Il ministro Zangrillo ha dichiarato che tra pochi giorni verrà lanciata una campagna sul «valore del posto figo, anziché del posto fisso nella Pubblica Amministrazione».  
La “generazione Erasmus” non è più attratta dal lavoro nella Pubblica amministrazione, un fatto sulle cui cause sono stati spesi fiumi di parole. Riflettiamo: qual è il valore del “posto fisso” nella PA? La Costituzione dedica due articoli alla Pubblica amministrazione. Nell’art. 97 alla PA viene dato l’arduo compito di assicurare «l’equilibrio dei bilanci e la sostenibilità del debito pubblico». Poiché il debito pubblico, in un sistema di cambi fissi della moneta, è frutto della differenza tra entrate e uscite, e la PA, col venir meno delle “partecipazioni statali”, non contribuisce più all’economia, ovvero alle “entrate” dell’Italia; può solo influire eliminando le “spese”.

Il costo del lavoro è quello su cui è più facile agire. Questo ha comportato un’esigenza di “dimagrimento” della PA, che nel corso degli ultimi venticinque anni è stata oggetto di “riduzioni di organico”, “tagli lineari” e perfino del “blocco degli stipendi”. L’art. 97 dice anche che «…i pubblici uffici sono organizzati secondo disposizioni di legge, in modo che siano assicurati il buon andamento e l’imparzialità dell’amministrazione».

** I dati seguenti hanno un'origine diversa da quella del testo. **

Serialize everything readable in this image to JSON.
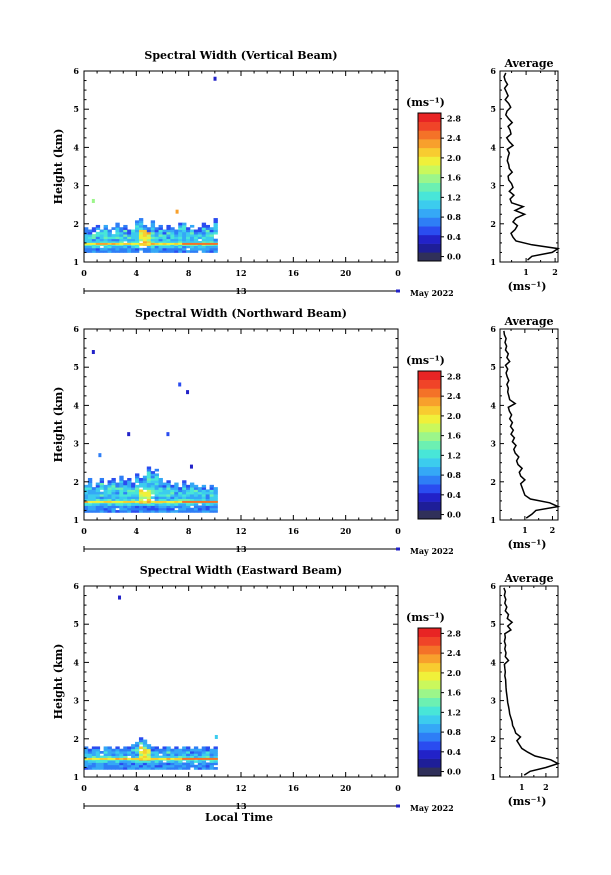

In nome dell’uniformità di comportamento e del controllo della spesa nella PA si sono introdotte procedure, informatiche e non, che hanno molto limitato la libertà d’azione dei dirigenti, tramutati in controllori di gestione; dei funzionari e perfino dei professionisti. Per anni si è pensato addirittura di sostituire il dipendente pubblico con un software.

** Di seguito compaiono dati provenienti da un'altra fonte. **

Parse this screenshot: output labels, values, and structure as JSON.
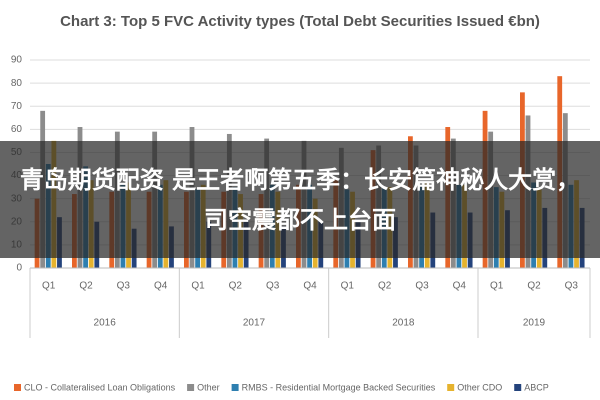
{
  "chart_data": {
    "type": "bar",
    "title": "Chart 3: Top 5 FVC Activity types (Total Debt Securities Issued €bn)",
    "groups": [
      {
        "name": "2016",
        "categories": [
          "Q1",
          "Q2",
          "Q3",
          "Q4"
        ]
      },
      {
        "name": "2017",
        "categories": [
          "Q1",
          "Q2",
          "Q3",
          "Q4"
        ]
      },
      {
        "name": "2018",
        "categories": [
          "Q1",
          "Q2",
          "Q3",
          "Q4"
        ]
      },
      {
        "name": "2019",
        "categories": [
          "Q1",
          "Q2",
          "Q3"
        ]
      }
    ],
    "series": [
      {
        "name": "CLO - Collateralised Loan Obligations",
        "color": "#e8662a",
        "values": [
          30,
          32,
          33,
          33,
          33,
          33,
          32,
          36,
          38,
          51,
          57,
          61,
          68,
          76,
          83
        ]
      },
      {
        "name": "Other",
        "color": "#8c8c8c",
        "values": [
          68,
          61,
          59,
          59,
          61,
          58,
          56,
          55,
          52,
          53,
          53,
          56,
          59,
          66,
          67
        ]
      },
      {
        "name": "RMBS - Residential Mortgage Backed Securities",
        "color": "#2e7fb0",
        "values": [
          45,
          44,
          36,
          36,
          34,
          35,
          36,
          36,
          34,
          35,
          36,
          36,
          35,
          37,
          36
        ]
      },
      {
        "name": "Other CDO",
        "color": "#e6b32e",
        "values": [
          55,
          38,
          37,
          38,
          36,
          32,
          33,
          30,
          33,
          35,
          37,
          36,
          33,
          34,
          38
        ]
      },
      {
        "name": "ABCP",
        "color": "#24437c",
        "values": [
          22,
          20,
          17,
          18,
          20,
          21,
          18,
          20,
          21,
          22,
          24,
          24,
          25,
          26,
          26
        ]
      }
    ],
    "ylim": [
      0,
      90
    ],
    "yticks": [
      0,
      10,
      20,
      30,
      40,
      50,
      60,
      70,
      80,
      90
    ],
    "grid": true
  },
  "overlay_text": "青岛期货配资 是王者啊第五季：长安篇神秘人大赏，司空震都不上台面"
}
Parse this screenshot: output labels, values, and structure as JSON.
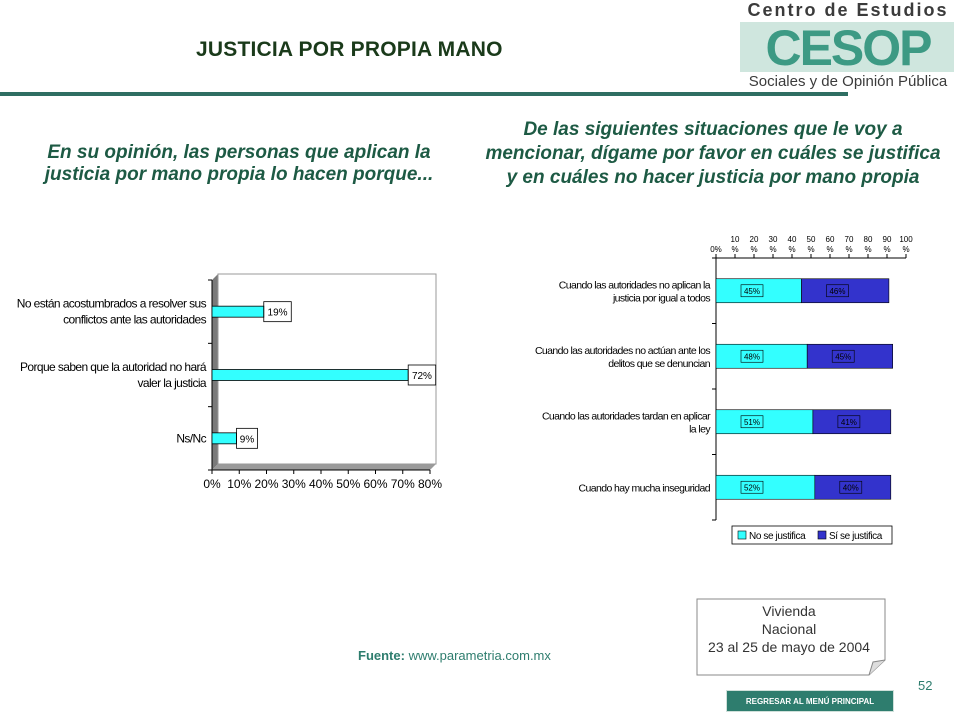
{
  "header": {
    "title": "JUSTICIA POR PROPIA MANO",
    "logo": {
      "line1": "Centro de Estudios",
      "mark": "CESOP",
      "line2": "Sociales y de Opinión Pública"
    }
  },
  "left_question": "En su opinión, las personas que aplican la justicia por mano propia lo hacen porque...",
  "right_question": "De las siguientes situaciones que le voy a mencionar, dígame por favor en cuáles se justifica y en cuáles no hacer justicia por mano propia",
  "colors": {
    "cyan": "#33ffff",
    "navy": "#3333cc",
    "accent": "#2e7d6e",
    "title": "#1a3a1a"
  },
  "chart_data": [
    {
      "type": "bar",
      "orientation": "horizontal",
      "categories": [
        [
          "No están acostumbrados a resolver sus",
          "conflictos ante las autoridades"
        ],
        [
          "Porque saben que la autoridad no hará",
          "valer la justicia"
        ],
        [
          "Ns/Nc"
        ]
      ],
      "values": [
        19,
        72,
        9
      ],
      "data_labels": [
        "19%",
        "72%",
        "9%"
      ],
      "xlim": [
        0,
        80
      ],
      "x_ticks": [
        "0%",
        "10%",
        "20%",
        "30%",
        "40%",
        "50%",
        "60%",
        "70%",
        "80%"
      ],
      "grid": false,
      "color": "#33ffff"
    },
    {
      "type": "bar",
      "orientation": "horizontal",
      "stacked": true,
      "categories": [
        [
          "Cuando las autoridades no aplican la",
          "justicia por igual a todos"
        ],
        [
          "Cuando las autoridades no actúan ante los",
          "delitos que se denuncian"
        ],
        [
          "Cuando las autoridades tardan en aplicar",
          "la ley"
        ],
        [
          "Cuando hay mucha inseguridad"
        ]
      ],
      "series": [
        {
          "name": "No se justifica",
          "values": [
            45,
            48,
            51,
            52
          ],
          "labels": [
            "45%",
            "48%",
            "51%",
            "52%"
          ],
          "color": "#33ffff"
        },
        {
          "name": "Sí se justifica",
          "values": [
            46,
            45,
            41,
            40
          ],
          "labels": [
            "46%",
            "45%",
            "41%",
            "40%"
          ],
          "color": "#3333cc"
        }
      ],
      "xlim": [
        0,
        100
      ],
      "x_ticks": [
        [
          "0%"
        ],
        [
          "10",
          "%"
        ],
        [
          "20",
          "%"
        ],
        [
          "30",
          "%"
        ],
        [
          "40",
          "%"
        ],
        [
          "50",
          "%"
        ],
        [
          "60",
          "%"
        ],
        [
          "70",
          "%"
        ],
        [
          "80",
          "%"
        ],
        [
          "90",
          "%"
        ],
        [
          "100",
          "%"
        ]
      ],
      "tick_position": "top",
      "legend_position": "bottom"
    }
  ],
  "info_box": {
    "line1": "Vivienda",
    "line2": "Nacional",
    "line3": "23 al 25 de mayo de 2004"
  },
  "source": {
    "label": "Fuente:",
    "url": "www.parametria.com.mx"
  },
  "page_number": "52",
  "menu_button": "REGRESAR AL MENÚ PRINCIPAL"
}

L’art. 98 dice che «i pubblici impiegati sono ad esclusivo servizio della Nazione». È grazie al senso dello Stato e all’abnegazione di molti di loro che, nonostante i tagli, il calabrone PA italiana vola ancora. Quando si prendono decisioni scomode in nome della collettività non è opportuno che il proprio stipendio dipenda da esse e qui sta il senso delle garanzie del “posto fisso”, anche se tra privatizzazioni, chiusure e tagli negli enti pubblici il posto fisso nel pubblico impiego non è più tale da tempo (non ce ne voglia Zalone).

Ma cosa rende un lavoro “cool”? Secondo Maslow è un lavoro che permette l’autorealizzazione dell’individuo, per questo Flepar ha sempre chiesto che i professionisti possano entrare nella PA nell’area della dirigenza, per avere l’autonomia decisionale necessaria a proporre le proprie idee e crescere. Pensate che un ingegnere con un master o un dottorato possa sentirsi realizzato a entrare nella PA come funzionario nella “quarta area” solo per la denominazione “elevate professionalità”?

L’Italia, non solo la PA, sta perdendo i giovani laureati perché non dà loro una chance di crescita, non dà futuro. Al Ministro Zangrillo chiediamo tre cose a costo zero.

Primo: abolire ogni ostacolo alla mobilità dei lavoratori nella PA creando una sana concorrenza tra le PA stesse, quelle amministrazioni dinamiche che valorizzano il personale e i dirigenti dotati di vera leadership, avranno la squadra migliore. Secondo: adottare nella PA i principi della qualità totale, con un canale per ascoltare le proposte di miglioramento dal basso. Terzo: adottare un modello organizzativo basato sulle competenze e sul “comando flessibile”, come da sempre Flepar propone.